In this project we will use a heuristic  to construct a feature vector and use it to train a classifier. The heuristic that will be used here is the last N letters of a given name. For example, if the name ends with ia, it is most likely a female name such as amelia or Genelia. On the other hand, if the name ends iwth rk, it is likely a male name such as Mark, clark. Because we will not know exact number of letters to use, we will play around with this parameter and find out what the best answer is.

In [1]:
import random
from nltk import NaiveBayesClassifier
from nltk.classify import accuracy as nltk_accuracy
from nltk.corpus import names

In [2]:
# Define a function to extract the last N letters from the input word
def extract_features(word, N=2):
  last_n_letters = word[-N:]
  return {'feature':last_n_letters.lower()}

In [5]:
import nltk
nltk.download('names')
# Create the training data using labeled names available in NTLK 
male_list = [(name, 'male') for name in names.words('male.txt')]
female_list = [(name, 'female') for name in names.words('female.txt')]
data = (male_list + female_list)

[nltk_data] Downloading package names to /root/nltk_data...
[nltk_data]   Unzipping corpora/names.zip.


In [6]:
# Seed the random number generator
random.seed(5)
# Shuffle the data
random.shuffle(data)

In [7]:
# Create some sample names that will be used for testing
input_names = ['Alexander', 'Daniellle', 'David','Cheryl']
# Define the number of samples used for train and test
num_train = int(0.8*len(data))


The last N characters will be used as the feature vector to predict the gender.
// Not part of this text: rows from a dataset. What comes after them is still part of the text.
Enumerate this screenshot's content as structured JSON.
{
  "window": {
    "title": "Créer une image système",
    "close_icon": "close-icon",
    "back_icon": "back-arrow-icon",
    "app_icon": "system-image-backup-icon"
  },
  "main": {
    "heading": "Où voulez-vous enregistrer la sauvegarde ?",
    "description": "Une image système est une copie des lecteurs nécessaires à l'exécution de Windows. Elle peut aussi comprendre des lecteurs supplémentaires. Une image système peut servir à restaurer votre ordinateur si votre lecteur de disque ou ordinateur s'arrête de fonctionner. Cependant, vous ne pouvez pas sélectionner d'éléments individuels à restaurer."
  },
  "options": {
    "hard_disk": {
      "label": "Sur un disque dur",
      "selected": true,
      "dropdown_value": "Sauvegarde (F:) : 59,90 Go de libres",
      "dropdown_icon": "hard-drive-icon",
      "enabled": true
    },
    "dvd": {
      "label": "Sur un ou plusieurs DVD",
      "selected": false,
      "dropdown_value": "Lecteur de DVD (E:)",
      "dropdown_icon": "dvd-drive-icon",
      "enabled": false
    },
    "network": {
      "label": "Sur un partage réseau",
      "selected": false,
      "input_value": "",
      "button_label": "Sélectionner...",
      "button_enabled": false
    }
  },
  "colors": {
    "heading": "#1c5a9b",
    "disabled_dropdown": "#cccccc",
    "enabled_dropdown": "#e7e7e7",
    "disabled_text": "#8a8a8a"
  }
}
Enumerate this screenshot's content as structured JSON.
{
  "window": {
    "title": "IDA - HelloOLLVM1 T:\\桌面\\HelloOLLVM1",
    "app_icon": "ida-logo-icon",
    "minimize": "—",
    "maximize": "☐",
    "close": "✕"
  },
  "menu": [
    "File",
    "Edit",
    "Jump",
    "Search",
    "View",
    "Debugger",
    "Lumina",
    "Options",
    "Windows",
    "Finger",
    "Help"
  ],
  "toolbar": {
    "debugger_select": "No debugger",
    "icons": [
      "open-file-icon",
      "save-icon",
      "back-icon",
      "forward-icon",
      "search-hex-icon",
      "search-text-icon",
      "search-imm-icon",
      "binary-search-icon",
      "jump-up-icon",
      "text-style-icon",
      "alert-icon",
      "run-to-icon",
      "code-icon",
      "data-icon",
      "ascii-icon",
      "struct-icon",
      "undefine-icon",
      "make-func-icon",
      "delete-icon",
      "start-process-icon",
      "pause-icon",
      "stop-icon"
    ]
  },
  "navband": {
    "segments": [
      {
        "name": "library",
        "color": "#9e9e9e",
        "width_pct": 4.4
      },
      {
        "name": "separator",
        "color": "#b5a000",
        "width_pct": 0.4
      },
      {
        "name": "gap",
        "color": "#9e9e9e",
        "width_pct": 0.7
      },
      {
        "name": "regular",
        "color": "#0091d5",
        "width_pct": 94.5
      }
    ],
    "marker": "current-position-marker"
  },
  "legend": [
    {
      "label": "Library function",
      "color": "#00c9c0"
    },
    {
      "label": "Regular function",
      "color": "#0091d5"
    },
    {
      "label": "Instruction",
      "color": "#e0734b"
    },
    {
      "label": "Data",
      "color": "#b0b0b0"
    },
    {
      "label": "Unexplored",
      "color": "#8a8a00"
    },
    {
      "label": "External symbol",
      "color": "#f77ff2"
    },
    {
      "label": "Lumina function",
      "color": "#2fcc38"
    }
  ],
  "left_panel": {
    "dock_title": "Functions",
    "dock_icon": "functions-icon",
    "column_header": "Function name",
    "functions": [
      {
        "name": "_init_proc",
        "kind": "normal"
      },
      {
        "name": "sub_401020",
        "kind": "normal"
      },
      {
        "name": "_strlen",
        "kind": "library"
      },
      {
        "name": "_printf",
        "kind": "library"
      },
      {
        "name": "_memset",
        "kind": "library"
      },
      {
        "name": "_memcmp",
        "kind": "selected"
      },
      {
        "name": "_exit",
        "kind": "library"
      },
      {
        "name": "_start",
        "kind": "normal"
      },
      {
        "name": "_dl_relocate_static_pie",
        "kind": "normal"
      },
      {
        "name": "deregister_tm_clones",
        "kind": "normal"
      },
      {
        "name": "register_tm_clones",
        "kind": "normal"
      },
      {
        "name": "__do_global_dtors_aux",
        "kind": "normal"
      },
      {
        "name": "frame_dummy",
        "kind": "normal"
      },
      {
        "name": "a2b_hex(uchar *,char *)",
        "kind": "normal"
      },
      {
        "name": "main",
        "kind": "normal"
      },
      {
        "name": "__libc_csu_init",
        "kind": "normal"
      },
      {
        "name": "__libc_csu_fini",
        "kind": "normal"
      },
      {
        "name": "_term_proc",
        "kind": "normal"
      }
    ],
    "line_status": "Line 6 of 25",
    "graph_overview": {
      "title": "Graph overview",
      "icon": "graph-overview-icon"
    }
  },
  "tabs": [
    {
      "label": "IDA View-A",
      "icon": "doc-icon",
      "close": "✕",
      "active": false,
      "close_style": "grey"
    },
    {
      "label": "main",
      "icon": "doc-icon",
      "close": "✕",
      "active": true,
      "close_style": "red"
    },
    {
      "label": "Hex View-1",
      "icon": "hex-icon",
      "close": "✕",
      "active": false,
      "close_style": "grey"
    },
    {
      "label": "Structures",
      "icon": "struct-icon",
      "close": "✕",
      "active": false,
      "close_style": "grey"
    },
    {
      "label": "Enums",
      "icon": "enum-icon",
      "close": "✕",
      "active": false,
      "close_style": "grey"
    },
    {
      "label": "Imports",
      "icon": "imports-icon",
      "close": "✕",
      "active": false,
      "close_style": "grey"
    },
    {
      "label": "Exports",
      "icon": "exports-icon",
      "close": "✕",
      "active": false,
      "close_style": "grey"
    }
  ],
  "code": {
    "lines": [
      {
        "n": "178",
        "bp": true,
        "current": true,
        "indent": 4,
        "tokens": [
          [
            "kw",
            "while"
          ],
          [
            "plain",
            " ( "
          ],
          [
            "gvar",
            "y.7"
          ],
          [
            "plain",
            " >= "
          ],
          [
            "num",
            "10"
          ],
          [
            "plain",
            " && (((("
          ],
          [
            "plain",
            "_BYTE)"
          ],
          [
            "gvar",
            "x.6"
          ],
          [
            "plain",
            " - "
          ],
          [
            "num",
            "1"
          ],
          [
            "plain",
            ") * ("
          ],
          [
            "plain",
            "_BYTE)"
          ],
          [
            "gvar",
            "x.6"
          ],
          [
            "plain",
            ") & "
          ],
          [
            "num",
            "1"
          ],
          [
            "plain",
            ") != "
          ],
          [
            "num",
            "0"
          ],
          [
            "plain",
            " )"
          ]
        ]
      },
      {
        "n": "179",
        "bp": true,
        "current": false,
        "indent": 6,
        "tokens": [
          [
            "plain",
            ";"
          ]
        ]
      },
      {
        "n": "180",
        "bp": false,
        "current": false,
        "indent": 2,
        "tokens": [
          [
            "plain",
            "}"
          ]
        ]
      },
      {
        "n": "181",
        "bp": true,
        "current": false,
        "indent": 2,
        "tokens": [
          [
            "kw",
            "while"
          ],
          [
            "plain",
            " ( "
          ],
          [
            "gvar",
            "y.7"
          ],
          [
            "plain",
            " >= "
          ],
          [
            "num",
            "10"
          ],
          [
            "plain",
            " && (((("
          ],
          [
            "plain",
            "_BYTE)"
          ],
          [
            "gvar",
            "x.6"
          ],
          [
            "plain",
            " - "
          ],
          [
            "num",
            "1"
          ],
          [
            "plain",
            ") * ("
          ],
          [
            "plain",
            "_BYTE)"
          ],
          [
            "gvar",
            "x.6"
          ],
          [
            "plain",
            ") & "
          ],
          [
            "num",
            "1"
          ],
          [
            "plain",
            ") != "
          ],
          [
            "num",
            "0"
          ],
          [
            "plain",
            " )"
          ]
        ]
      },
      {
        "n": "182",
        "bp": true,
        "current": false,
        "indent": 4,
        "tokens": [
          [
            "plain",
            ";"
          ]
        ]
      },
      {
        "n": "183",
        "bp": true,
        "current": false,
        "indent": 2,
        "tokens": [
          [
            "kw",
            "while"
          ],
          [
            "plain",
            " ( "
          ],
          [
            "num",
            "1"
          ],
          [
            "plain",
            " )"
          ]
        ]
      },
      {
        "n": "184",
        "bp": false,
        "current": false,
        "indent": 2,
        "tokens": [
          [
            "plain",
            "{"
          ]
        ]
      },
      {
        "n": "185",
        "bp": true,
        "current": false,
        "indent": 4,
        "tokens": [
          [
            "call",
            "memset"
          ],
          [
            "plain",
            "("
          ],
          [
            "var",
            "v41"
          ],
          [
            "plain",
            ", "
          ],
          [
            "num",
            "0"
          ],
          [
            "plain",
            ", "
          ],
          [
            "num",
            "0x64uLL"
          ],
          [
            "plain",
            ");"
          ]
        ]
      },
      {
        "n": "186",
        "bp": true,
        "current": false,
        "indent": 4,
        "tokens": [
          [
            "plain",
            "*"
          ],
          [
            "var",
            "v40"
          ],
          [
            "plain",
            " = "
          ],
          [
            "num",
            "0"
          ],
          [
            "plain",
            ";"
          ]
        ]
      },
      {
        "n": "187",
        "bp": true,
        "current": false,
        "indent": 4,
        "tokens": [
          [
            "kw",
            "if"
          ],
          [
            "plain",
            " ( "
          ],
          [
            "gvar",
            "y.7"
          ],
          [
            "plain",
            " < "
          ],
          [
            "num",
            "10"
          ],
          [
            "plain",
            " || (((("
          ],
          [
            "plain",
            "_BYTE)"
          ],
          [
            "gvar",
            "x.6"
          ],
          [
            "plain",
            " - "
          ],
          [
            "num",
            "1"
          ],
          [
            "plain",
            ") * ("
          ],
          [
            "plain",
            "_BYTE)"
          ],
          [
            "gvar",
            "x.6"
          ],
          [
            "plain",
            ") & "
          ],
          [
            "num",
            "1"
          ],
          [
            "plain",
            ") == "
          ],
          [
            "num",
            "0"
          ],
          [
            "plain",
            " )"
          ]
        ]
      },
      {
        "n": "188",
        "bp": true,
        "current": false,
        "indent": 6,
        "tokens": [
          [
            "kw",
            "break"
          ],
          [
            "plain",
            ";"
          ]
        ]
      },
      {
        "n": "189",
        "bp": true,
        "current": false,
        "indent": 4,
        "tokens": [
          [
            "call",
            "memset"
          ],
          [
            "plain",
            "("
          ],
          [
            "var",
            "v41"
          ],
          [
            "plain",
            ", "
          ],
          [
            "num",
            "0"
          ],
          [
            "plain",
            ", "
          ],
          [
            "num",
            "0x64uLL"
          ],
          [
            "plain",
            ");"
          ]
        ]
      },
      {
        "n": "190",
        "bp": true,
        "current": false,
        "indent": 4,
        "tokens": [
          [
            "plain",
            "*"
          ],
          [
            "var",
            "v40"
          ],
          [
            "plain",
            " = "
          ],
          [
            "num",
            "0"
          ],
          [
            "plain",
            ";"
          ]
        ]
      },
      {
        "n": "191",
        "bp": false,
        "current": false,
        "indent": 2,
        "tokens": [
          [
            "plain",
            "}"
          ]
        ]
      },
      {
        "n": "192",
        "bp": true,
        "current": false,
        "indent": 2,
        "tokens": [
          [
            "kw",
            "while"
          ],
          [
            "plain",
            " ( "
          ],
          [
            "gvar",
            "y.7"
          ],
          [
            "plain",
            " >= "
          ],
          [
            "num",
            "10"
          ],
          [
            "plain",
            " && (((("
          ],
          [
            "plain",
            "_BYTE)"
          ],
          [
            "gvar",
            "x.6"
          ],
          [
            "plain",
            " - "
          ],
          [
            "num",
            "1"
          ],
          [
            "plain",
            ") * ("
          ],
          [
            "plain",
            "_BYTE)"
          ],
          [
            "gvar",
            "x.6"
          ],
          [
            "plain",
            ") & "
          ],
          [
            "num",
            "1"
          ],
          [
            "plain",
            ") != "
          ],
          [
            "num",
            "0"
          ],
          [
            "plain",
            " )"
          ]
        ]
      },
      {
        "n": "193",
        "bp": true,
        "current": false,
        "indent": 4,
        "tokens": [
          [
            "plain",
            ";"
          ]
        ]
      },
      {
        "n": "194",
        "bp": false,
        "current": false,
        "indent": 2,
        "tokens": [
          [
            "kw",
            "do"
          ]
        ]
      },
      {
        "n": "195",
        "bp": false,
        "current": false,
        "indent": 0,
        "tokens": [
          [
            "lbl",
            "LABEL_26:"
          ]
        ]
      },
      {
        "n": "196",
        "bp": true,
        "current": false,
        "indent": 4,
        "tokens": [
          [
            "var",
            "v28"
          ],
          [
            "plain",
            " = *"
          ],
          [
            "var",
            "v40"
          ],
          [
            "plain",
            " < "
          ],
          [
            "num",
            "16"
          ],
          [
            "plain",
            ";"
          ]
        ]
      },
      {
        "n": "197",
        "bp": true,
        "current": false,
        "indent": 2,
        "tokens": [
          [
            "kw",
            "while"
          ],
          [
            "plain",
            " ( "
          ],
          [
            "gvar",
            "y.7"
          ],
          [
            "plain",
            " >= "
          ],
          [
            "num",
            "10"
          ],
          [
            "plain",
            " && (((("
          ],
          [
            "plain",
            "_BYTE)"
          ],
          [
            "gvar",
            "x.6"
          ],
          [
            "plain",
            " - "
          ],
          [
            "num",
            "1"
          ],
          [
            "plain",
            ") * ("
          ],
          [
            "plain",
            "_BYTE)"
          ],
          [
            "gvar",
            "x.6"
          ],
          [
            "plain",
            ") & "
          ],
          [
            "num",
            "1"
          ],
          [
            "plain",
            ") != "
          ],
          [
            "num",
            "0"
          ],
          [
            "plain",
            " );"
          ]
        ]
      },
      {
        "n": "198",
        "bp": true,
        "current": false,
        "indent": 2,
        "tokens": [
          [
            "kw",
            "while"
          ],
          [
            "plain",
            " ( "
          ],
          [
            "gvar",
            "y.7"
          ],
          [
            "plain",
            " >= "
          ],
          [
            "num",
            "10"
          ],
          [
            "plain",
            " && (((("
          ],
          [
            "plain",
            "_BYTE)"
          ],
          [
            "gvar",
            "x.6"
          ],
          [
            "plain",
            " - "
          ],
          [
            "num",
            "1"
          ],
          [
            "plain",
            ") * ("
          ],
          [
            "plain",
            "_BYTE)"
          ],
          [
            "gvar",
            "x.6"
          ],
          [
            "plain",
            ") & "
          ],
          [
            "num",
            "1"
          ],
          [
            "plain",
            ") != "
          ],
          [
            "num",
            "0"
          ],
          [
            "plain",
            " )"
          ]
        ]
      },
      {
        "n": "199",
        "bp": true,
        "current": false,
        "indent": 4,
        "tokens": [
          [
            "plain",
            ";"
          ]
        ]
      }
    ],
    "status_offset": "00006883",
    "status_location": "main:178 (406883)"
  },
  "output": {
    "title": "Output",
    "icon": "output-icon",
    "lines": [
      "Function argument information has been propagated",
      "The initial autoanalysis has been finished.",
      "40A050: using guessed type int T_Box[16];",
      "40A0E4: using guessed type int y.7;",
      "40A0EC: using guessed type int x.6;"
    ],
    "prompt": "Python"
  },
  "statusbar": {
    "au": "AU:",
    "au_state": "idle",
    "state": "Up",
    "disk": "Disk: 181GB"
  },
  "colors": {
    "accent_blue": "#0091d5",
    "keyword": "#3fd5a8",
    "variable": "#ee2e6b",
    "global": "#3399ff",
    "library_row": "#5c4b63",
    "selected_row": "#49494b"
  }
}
This parameter will be cahnged to see how the performanfe varies. In this case we will go from 1 to 6.

In [9]:
for i in range(1, 6):
    print('\nNumber of end letters:', i)
    features = [(extract_features(n, i), gender) for (n, gender) in data]
    train_data, test_data = features[:num_train], features[num_train:]
    classifier = NaiveBayesClassifier.train(train_data)
    # We need to compute the accuracy of the classifier using the inbuilt accuracy method that is available in NLTK
        # Compute the accuracy of the classifier 
    accuracy = round(100 * nltk_accuracy(classifier, test_data), 2)
    print('Accuracy = ' + str(accuracy) + '%')
    # Predict the output for each name in the input test list
    for name in input_names:
        print(name, '==>', classifier.classify(extract_features(name, i)))


Number of end letters: 1
Accuracy = 74.7%
Alexander ==> male
Daniellle ==> female
David ==> male
Cheryl ==> male

Number of end letters: 2
Accuracy = 78.79%
Alexander ==> male
Daniellle ==> female
David ==> male
Cheryl ==> female

Number of end letters: 3
Accuracy = 77.22%
Alexander ==> male
Daniellle ==> female
David ==> male
Cheryl ==> female

Number of end letters: 4
Accuracy = 69.98%
Alexander ==> male
Daniellle ==> female
David ==> male
Cheryl ==> female

Number of end letters: 5
Accuracy = 64.63%
Alexander ==> male
Daniellle ==> female
David ==> male
Cheryl ==> female


As can be seen from the above result, the accuracy peaked at 2 letters and then started decreasing after that.